The National Geographic Society has expressed interest and is considering
an
expedition in manned submarines next summer, according to Sylvia Earl,
a
famed American oceanographer and explorer-in-residence at the society.
"It's intriguing," Earl said in an interview from her Oakland, Calif.,
home. "It is
so compelling that I think we need to go check it out."
Earl said a planned expedition this past summer was canceled because of
funding problems.
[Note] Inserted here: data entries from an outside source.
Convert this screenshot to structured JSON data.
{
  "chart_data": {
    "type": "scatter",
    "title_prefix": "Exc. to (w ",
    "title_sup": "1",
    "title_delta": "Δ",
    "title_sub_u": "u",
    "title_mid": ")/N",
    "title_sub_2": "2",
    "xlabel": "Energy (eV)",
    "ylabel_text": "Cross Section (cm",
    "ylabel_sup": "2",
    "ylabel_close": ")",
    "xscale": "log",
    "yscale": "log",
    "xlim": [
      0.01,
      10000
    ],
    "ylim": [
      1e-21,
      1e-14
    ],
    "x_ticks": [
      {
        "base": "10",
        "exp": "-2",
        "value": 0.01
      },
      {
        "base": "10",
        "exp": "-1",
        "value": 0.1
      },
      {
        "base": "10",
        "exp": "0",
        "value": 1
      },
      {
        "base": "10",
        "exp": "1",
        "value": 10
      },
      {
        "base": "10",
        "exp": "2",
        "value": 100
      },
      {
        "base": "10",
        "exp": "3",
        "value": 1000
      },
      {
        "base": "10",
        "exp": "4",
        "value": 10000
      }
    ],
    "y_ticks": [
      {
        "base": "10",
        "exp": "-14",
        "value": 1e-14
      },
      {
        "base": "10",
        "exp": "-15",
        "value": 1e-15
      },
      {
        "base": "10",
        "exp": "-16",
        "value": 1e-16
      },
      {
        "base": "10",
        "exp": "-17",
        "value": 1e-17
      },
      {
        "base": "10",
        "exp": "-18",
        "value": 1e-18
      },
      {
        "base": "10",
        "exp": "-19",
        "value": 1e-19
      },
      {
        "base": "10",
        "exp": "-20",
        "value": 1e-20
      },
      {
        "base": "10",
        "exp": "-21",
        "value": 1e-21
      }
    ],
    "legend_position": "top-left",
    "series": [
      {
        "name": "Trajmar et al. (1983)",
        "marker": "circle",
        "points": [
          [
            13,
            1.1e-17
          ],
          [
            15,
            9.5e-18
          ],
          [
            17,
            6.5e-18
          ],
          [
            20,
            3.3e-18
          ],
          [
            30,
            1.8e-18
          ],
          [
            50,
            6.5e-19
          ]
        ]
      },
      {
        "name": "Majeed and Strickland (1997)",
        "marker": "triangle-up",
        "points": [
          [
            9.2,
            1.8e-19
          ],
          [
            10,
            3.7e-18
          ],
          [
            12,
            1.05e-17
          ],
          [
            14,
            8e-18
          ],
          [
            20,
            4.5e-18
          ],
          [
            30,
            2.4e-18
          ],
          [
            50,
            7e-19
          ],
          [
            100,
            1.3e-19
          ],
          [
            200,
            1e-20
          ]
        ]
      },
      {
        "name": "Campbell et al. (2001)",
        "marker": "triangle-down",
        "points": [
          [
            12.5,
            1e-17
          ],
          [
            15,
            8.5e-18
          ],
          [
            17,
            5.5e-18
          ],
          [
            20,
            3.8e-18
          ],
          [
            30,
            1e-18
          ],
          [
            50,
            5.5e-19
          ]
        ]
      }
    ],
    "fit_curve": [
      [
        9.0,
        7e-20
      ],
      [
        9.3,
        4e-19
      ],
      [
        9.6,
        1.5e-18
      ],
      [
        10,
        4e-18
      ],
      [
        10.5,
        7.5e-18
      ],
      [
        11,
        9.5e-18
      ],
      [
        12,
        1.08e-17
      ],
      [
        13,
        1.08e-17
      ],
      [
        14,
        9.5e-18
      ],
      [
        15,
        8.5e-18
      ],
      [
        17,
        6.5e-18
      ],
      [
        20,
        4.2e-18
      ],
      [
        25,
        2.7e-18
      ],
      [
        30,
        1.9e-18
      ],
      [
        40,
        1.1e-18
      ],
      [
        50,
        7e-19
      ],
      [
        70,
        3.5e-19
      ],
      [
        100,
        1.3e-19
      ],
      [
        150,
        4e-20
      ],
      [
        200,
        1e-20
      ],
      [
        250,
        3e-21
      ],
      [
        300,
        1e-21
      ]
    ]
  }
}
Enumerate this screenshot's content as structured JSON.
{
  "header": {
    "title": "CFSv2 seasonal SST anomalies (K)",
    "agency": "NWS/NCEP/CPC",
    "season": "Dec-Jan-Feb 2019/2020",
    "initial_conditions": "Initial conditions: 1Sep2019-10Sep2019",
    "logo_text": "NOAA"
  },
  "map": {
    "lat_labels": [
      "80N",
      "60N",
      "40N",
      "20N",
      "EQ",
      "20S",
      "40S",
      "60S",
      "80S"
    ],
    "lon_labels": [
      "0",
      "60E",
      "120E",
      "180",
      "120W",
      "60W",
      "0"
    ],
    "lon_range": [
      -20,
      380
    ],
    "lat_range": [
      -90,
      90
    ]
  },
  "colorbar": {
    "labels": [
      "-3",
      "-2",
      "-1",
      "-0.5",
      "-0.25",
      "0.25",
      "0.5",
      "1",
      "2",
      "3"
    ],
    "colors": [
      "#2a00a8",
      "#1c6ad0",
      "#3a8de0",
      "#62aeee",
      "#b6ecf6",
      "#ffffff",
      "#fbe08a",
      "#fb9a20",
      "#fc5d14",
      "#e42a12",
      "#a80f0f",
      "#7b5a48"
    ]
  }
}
But she said National Geographic hopes to explore the
site
next summer as part of its Sustainable Seas research program.
Earl has visited Cuba and described the preliminary evidence as "fantastic"
and "extraordinary." But she stressed that as a "skeptical scientist,"
she would
assume that the unusual stones were formed naturally until scientific evidence
proved otherwise.
"There is so much speculation about ancient civilizations," she said. "I'm
in
tune with the reality and the science, not the myths or stories or fantasies."
As they search for answers, Weinzweig and Zelitsky have suddenly become
involved in a new mystery -- the discovery of a potential blockbuster
shipwreck. They said that on Aug. 15, their remotely operated vehicle came
across what appears to be a 500-year-old Spanish galleon that they had
been
searching for.
They declined to name the ship, fearful of other treasure hunters, but
they said
it carried a priceless cargo of emeralds, diamonds and ancient artifacts.
By
contract, they said they can keep 40 percent of the value of whatever they
recover. They said the value of findings at the newly discovered wreck
could
far exceed the nearly $4 million that their private backers have so far
invested
in their operations.
Weinzweig said a closer examination is needed to prove the ship's identity.
He
said that in treasure hunting, as in the search for Atlantis, there is
no substitute
for science.
"One thing is legend," he said, sitting on Ulises's bridge. "Another is
the hard
evidence you find on the ocean floor."